As per usual (and I’m going to switch this up a bit going forward), the women are asked to tell us about something we’d be surprised to know about them—something that would dispel the way people sized them up as “junkies,” “losers,” and bad mothers.
This woman was eager to share:
“I was a professional model and did runway shows for really famous designers in the 90s. I was Miss Teen USA in (the late 80s) and we didn’t know that the judges were all professional model scouts. I got signed to Elite the next week.”
“REALLY?” I practically squealed. “Who did you do runway for?”
“I did Versace. The best thing about him was that he always let you have one piece of his clothes. Christy Turlington stole a pair of my leather pants. “
“Yep, she’s a thief.”
“Oh my God! She’s my favorite!” I said in disbelief. CHRISTY, yoga guru, peace activist, holistic skincare creator? Say it ain’t so.
She went on to say that she and some other big-named supermodels of the time started a support group for young models to keep them away from the cocaine that was all- too available to them by the industry to help keep them thin.
I realized by looking around at the rest of the women that this side conversation was a bit lost on them and was taking up way too much of their time.
She went on to say that she was held hostage for 4 years by a human trafficking ring and once released she helped to form an “underground railroad” for Asian girls to help them escape the sex trade.
At this point the other women were amazed, awed by the things she had done to help others. When, at the end of class, she handed me her paper, she wrote that she had published poetry and had some pieces of art shown at some very reputable Boston galleries. She wrote her name at the top so that I could Google her to see her Miss Teen USA photos and whatever other modeling shots I could find of her. I was excited to see what she might have looked like before she became a self-admitted drug addict, with unwashed hair, bad skin and a prison uniform.
After class I ran up to the woman who runs the program and asked, maybe too excitedly, if she knew that the woman was a RUNWAY model in the 90s?! I told her that she had written down her name so I could look her up online. The program director pulled me by the hand and said, “We’re doing this now.”

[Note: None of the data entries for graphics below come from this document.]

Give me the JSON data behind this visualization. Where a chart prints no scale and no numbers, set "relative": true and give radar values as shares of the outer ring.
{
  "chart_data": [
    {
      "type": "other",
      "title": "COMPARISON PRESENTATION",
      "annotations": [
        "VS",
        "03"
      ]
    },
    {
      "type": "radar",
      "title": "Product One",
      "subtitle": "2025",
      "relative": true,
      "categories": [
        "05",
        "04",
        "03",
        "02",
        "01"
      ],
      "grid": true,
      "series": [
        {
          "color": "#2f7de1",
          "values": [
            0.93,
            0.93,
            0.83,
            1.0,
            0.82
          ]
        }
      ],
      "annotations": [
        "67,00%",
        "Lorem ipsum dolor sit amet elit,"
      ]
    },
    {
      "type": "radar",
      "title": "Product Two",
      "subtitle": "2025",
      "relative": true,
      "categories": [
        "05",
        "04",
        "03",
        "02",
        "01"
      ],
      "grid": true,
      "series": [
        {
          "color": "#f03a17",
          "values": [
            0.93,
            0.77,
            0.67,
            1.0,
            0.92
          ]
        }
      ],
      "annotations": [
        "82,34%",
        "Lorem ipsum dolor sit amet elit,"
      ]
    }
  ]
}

We went into her office and used every search term we could use to find her. Nothing.
“She totally lied to you,” she said, understanding my disappointment. “These women are some of the most manipulative women I’ve ever known. They have to be to live on the streets and do what they do to make money to support their habits and lifestyle.”
“When I get home I’m going to keep searching,” I said. I SO wanted this to be true to prove that someone could not randomly pick something so specific, giving me what was purported to be her professional name so that I could see her in all of her glory. Was she feeding into whatever I may have been putting out there in my excitement? Did the vapid starfucker in me come out?

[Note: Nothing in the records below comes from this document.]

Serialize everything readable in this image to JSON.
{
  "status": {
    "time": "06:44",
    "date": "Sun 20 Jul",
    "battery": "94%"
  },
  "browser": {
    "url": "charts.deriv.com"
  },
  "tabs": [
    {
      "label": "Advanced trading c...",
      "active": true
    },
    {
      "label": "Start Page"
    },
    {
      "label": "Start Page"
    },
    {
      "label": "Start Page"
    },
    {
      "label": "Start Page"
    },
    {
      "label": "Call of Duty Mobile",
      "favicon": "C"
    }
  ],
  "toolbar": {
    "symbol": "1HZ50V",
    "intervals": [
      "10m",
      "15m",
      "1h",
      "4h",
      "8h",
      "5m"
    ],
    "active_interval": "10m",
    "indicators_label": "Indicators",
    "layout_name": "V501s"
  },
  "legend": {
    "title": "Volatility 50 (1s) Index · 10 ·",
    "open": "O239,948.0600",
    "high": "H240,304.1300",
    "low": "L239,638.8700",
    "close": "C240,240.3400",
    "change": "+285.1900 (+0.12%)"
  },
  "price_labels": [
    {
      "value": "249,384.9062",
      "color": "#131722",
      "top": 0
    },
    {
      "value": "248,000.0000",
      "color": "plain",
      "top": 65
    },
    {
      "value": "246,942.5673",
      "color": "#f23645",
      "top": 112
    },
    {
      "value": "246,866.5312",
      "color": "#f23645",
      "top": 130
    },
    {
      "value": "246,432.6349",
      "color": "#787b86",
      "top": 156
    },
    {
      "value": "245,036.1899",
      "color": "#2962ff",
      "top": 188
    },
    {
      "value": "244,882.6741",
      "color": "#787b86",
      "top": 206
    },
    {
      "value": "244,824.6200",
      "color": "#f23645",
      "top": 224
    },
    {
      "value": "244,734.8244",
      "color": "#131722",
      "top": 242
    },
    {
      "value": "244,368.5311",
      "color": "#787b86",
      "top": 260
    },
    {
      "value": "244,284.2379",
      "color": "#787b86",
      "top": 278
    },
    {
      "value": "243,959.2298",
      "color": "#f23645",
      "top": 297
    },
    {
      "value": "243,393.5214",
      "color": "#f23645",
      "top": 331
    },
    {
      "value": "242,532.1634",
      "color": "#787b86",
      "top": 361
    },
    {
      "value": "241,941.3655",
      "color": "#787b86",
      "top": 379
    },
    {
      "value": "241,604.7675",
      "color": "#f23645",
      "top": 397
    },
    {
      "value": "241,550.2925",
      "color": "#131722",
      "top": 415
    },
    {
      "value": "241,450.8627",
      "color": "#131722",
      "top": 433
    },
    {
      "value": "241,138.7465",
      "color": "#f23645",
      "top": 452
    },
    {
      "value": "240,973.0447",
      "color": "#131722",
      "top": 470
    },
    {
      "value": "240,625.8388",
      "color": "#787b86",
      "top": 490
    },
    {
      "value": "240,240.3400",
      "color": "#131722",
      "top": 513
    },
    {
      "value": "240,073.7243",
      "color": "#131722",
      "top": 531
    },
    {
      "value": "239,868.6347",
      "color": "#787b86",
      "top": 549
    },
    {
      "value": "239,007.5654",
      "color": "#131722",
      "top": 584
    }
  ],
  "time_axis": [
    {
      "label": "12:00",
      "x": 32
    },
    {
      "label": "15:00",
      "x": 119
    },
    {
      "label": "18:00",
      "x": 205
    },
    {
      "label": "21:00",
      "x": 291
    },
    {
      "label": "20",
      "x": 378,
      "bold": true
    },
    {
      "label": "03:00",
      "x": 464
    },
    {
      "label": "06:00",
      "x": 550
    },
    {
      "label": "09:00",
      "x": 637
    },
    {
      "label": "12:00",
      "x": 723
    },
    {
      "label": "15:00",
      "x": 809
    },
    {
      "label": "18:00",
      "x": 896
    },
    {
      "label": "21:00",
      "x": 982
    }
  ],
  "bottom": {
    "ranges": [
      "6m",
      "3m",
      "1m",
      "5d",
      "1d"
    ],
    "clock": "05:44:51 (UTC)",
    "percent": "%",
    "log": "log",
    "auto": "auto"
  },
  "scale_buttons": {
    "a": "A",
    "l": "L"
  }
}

Truth be told, she didn’t have the features that models have. She was only 5’10’’ a teeny bit shorter than most runway models. I searched obsessively for her for over an hour. I found the list of Miss Teen USA contestants and winners since its beginning and her name wasn’t among them. I combined every possible first name, middle name and last name that she gave me with “model”, “Versace,” “Elite,” and the only thing that came up was a woman who was burned at the stake in 1620 for being a witch.
Something very similar happened to me at my first job with a disenfranchised population: Without any training, I answered phones at the largest AIDS organization in New England for newly diagnosed people with HIV and AIDS. Even though the majority of the clients we served were gay men, it was just seeping into the addict population. One day I picked up a call and a woman had me in tears with an incredible and seemingly genuine sob story about stolen money, eviction, lack of food and medication. I told her to come to our offices immediately so I could get her the frozen food we had on hand and some free legal and housing advice. When I told my co-workers her name, they just laughed and told me that she was an addict and made these types of calls weekly to take whatever it was we would give her. I had been played.

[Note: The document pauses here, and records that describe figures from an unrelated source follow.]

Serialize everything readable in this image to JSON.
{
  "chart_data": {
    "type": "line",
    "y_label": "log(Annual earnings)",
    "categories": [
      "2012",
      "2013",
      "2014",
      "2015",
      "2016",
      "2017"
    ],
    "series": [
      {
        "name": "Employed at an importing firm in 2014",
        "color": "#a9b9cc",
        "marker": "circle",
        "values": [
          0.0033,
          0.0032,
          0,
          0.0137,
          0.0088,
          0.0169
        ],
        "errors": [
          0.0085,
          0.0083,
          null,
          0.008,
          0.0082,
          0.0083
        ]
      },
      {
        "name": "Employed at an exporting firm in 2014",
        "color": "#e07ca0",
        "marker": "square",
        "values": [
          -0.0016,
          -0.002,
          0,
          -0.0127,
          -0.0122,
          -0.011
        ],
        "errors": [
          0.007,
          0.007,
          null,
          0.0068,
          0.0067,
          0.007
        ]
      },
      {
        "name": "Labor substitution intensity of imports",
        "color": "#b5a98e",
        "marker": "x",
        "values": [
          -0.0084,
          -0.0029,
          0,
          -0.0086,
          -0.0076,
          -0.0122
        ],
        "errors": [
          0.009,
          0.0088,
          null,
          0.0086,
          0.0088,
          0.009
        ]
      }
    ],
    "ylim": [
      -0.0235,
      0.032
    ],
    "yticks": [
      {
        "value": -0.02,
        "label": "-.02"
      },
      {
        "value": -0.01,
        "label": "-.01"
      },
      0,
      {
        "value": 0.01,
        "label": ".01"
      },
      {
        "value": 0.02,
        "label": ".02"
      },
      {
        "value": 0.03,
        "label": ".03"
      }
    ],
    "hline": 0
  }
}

I know people who get caught up in their own lies, who like the inmate above has probably convinced herself that she had done all the things she claimed. Was that her purpose, to make her feel worthy? Was she trying to impress me and the other inmates? Why was it so important to me that the things she claimed were true? I don’t want to be hardened to these women. I want to take what they choose to share at face value. I’m not sure I have the instincts to know what is true but I fear that if I start looking at what I’m doing with skepticism it could take away from an experience that has changed my life.